Singapore Airlines (SIA) plans to cut 17 aircraft from its fleet in the coming fiscal year and the airline's management met with unions today to warn that this will result in some redundant resources.
"We will only contemplate retrenchment as a last resort but we do not have the luxury of time and we need to agree and act on some measures quickly so that we can push back the point of retrenchment as soon as possible and improve our chances of avoiding it altogether," SIA says in a statement today.
It says management met with three employee unions today to discuss measures such as voluntary retirement, shorter work months, accelerated clearance of leave and leave without pay.

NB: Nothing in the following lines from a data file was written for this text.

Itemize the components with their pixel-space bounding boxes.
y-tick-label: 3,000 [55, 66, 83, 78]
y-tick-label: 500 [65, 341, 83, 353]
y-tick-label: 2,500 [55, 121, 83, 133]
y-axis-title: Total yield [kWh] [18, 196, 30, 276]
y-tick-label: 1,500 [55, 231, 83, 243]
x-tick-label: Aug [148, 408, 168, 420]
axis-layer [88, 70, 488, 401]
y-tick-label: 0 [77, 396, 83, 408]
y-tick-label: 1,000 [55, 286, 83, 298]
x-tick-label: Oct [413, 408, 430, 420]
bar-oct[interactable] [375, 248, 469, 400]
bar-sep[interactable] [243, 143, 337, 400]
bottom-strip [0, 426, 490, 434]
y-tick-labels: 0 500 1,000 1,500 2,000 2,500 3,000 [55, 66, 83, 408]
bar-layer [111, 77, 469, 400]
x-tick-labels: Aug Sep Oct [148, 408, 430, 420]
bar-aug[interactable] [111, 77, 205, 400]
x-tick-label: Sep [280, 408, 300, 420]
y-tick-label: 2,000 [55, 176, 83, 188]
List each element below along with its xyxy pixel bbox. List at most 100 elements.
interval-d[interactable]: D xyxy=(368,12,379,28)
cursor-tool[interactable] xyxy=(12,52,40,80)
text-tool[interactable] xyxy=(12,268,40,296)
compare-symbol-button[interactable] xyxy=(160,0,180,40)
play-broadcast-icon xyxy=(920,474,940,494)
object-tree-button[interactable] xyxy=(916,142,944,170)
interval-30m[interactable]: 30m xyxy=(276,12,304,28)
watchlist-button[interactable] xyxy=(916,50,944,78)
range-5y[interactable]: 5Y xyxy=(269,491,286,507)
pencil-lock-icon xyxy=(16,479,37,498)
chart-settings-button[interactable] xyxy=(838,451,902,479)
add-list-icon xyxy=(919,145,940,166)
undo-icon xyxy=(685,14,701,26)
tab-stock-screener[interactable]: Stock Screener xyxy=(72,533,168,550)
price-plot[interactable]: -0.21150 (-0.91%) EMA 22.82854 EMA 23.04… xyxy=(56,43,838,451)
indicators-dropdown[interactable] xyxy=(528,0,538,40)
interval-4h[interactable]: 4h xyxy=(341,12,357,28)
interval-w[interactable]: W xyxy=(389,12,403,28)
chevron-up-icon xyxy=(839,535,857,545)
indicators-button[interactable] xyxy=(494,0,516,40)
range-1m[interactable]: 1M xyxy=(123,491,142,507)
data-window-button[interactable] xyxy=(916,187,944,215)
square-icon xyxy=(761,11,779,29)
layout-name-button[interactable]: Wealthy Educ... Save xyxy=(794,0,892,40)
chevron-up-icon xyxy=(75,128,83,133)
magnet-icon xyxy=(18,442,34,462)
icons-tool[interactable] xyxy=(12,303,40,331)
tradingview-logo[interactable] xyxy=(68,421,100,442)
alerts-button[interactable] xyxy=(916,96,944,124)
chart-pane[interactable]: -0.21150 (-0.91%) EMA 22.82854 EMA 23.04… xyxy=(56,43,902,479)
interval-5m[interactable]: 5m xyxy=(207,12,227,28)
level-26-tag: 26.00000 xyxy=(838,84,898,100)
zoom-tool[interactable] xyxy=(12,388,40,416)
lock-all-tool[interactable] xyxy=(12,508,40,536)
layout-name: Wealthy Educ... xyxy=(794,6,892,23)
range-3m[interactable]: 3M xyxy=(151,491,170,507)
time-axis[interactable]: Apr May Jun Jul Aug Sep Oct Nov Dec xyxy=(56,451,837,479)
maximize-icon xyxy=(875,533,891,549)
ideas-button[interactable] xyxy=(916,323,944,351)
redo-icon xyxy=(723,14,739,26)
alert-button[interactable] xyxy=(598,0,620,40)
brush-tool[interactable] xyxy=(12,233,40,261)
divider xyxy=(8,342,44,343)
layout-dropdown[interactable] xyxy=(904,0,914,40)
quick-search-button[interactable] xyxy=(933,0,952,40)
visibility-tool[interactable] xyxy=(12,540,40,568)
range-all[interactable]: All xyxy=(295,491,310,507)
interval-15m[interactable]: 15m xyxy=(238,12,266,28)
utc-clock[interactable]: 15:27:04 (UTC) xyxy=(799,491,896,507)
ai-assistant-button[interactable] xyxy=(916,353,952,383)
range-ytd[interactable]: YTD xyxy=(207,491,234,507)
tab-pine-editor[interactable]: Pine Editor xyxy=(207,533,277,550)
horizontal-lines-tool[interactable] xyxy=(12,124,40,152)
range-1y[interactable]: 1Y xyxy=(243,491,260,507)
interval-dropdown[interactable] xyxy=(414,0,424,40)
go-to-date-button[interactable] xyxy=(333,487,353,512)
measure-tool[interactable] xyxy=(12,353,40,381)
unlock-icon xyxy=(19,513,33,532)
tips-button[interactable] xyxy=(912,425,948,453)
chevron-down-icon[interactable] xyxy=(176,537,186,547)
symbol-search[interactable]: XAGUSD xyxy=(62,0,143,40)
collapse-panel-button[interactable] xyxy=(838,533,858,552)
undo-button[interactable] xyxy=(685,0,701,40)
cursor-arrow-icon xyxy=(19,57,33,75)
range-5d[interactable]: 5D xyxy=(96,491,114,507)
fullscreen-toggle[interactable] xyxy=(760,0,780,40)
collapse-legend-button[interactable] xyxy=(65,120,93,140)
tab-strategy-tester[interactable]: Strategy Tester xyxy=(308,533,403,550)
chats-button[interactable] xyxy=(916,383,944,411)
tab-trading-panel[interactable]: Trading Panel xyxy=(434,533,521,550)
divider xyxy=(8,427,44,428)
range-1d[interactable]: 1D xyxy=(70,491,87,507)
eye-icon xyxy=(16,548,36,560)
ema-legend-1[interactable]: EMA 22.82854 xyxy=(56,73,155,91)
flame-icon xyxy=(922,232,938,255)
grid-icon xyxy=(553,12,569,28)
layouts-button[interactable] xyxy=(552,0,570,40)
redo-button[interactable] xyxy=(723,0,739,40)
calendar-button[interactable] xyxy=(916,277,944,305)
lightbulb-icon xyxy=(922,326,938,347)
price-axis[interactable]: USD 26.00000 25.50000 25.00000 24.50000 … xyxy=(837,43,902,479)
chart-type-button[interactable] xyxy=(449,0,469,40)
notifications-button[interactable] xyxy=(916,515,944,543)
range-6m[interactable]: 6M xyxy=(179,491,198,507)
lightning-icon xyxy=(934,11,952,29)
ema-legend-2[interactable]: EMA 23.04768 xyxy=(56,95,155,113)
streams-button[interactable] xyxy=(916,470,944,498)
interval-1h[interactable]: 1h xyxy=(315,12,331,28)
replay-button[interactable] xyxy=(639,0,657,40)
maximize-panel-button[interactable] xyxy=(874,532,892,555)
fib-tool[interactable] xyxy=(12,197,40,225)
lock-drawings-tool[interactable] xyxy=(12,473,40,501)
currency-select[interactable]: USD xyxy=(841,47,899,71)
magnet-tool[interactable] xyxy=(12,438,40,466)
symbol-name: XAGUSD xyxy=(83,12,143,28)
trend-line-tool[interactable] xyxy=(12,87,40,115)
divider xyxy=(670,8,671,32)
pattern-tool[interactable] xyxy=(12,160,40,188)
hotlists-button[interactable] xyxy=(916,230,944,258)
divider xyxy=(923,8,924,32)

"If there are to be cuts in salary, the management will be the first to take them," it adds.
SIA says the market is shrinking and it has to cut capacity but as a consequence there will be redundant resources.
The falling demand for travel is reflected in forward bookings, it adds.
SIA says in the April 2009 to March 2010 fiscal year it will cut capacity by 11%. It previously said it expected growth of 1%.
It also says during the fiscal year 17 aircraft will be "decommissioned" whereas before the economic downturn it was planning to remove four aircraft from service.
An SIA spokesman was unable to say which aircraft will be decommissioned. But SIA has said previously that it will be the Boeing 747-400s and older Boeing 777s that will leave the fleet first.
CEO Chew Choon Seng says in today's statement: "We have to face the reality that 2009 is going to be a difficult year."
He adds: "We have to act decisively to address the situation" and are determined to have capacity that will "enable the airline to be viable in a shrinking market".